Though Garten has done a great service in tracing this as far as she has, the problem is that DonorsTrust (minimum gift: $1-million) has created yet another veil behind which another donor is concealed. We thought all we had to do before was figure out which individual funded the Clarion films. We didn’t realize that there could be further subterfuge. And, in fact the Trust trumpets as one of its primary benefits that it shields it’s participants identity behind a shroud:
Privacy is very important to me and at times it’s been hard to do my charitable giving in a way that’s discreet.
My private foundation was beneficial for tax benefits and administration but completely failed when it came to privacy since all private foundation tax forms are available to the general public on the Internet. That’s why I set up a DonorsTrust donor-advised account. My contributions to DonorsTrust are not public information and the grants I recommend from DonorsTrust can remain completely anonymous.

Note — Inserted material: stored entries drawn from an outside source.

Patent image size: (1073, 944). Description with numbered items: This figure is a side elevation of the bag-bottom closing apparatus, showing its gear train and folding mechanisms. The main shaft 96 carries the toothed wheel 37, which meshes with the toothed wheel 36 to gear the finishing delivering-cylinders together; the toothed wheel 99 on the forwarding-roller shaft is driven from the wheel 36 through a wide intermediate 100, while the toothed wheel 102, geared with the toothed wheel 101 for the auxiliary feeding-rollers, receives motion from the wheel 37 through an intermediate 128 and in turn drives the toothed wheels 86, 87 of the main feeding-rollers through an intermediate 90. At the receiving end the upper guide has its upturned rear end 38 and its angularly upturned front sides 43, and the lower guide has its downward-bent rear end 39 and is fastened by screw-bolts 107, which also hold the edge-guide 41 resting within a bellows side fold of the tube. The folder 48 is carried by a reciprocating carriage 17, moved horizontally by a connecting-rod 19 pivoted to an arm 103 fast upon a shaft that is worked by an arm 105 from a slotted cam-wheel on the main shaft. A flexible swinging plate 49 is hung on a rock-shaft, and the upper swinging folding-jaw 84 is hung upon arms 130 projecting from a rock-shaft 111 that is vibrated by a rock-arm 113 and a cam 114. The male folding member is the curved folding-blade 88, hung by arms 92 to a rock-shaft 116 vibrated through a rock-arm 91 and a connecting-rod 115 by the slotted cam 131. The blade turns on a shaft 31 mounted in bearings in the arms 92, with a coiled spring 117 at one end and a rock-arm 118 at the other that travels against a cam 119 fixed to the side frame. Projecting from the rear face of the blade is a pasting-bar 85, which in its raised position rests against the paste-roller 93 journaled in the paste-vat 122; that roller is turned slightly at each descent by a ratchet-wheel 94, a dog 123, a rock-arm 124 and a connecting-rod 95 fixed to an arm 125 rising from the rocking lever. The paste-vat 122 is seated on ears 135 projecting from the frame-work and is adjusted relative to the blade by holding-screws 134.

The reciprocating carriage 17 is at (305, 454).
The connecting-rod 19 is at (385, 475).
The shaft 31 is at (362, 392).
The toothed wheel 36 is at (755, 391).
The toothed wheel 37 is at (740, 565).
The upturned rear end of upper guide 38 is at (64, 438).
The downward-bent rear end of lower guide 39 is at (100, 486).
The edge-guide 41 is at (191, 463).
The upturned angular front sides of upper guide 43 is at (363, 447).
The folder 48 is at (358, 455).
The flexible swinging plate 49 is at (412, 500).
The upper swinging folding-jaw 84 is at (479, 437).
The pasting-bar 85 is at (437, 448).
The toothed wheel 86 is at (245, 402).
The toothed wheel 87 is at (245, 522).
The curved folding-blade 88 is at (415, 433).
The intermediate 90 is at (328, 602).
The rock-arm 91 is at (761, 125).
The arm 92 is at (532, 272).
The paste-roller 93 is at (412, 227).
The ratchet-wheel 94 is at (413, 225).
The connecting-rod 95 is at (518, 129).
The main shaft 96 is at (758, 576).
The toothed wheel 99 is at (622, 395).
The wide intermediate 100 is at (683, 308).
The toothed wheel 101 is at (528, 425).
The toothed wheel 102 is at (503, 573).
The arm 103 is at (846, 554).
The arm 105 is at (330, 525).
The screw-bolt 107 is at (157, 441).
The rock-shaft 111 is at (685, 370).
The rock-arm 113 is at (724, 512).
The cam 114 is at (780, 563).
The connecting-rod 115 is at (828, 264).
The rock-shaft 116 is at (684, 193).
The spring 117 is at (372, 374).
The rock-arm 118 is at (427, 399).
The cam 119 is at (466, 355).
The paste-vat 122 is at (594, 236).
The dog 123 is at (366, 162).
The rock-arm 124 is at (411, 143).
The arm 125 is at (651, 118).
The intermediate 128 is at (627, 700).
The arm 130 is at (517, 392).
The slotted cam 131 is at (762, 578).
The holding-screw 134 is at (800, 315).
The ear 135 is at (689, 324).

It makes you wonder why such a donor would feel the need for secrecy (or “privacy,” as they call it)? I’m just an old-fashioned former non-profit fundraiser who believes in transparency and standing behind your philanthropic commitments. I find secrecy in philanthropy to be objectionable. It just makes you wonder what they’re hiding and why.
In the case of the Clarion gift, this is even more evident and problematic since a grant from a non-profit charitable foundation was used in an overtly political manner to influence a presidential election. Given the Koch family’s massive presence in the current election cycle, the fact that DonorsTrust used non-profits it funded to produce films assaulting Islam and endorsing a presidential candidate (one of the Clarion websites promoting Obsession rated McCain far better on security issues than Obama) stinks to high heaven.
CAIR has already demanded that the IRS investigate Clarion for these reasons. Now it seems it should expand the demand to include DonorsTrust as well.
I have to say Garten’s speculation concerning David Horowitz as a donor suspect seems far-fetched. He doesn’t have that kind of dough and I doubt he has access to it from well-heeled allies either.
I have been surprised by the fact that Clarion hasn’t used Iranium in the same way this election cycle that it did Obsession in 2008. I expected another DVD blitz in voters’ mailboxes right about now. So far it hasn’t materialized. Could it be that their Obsession donor didn’t spring for another $18-million PR blitz?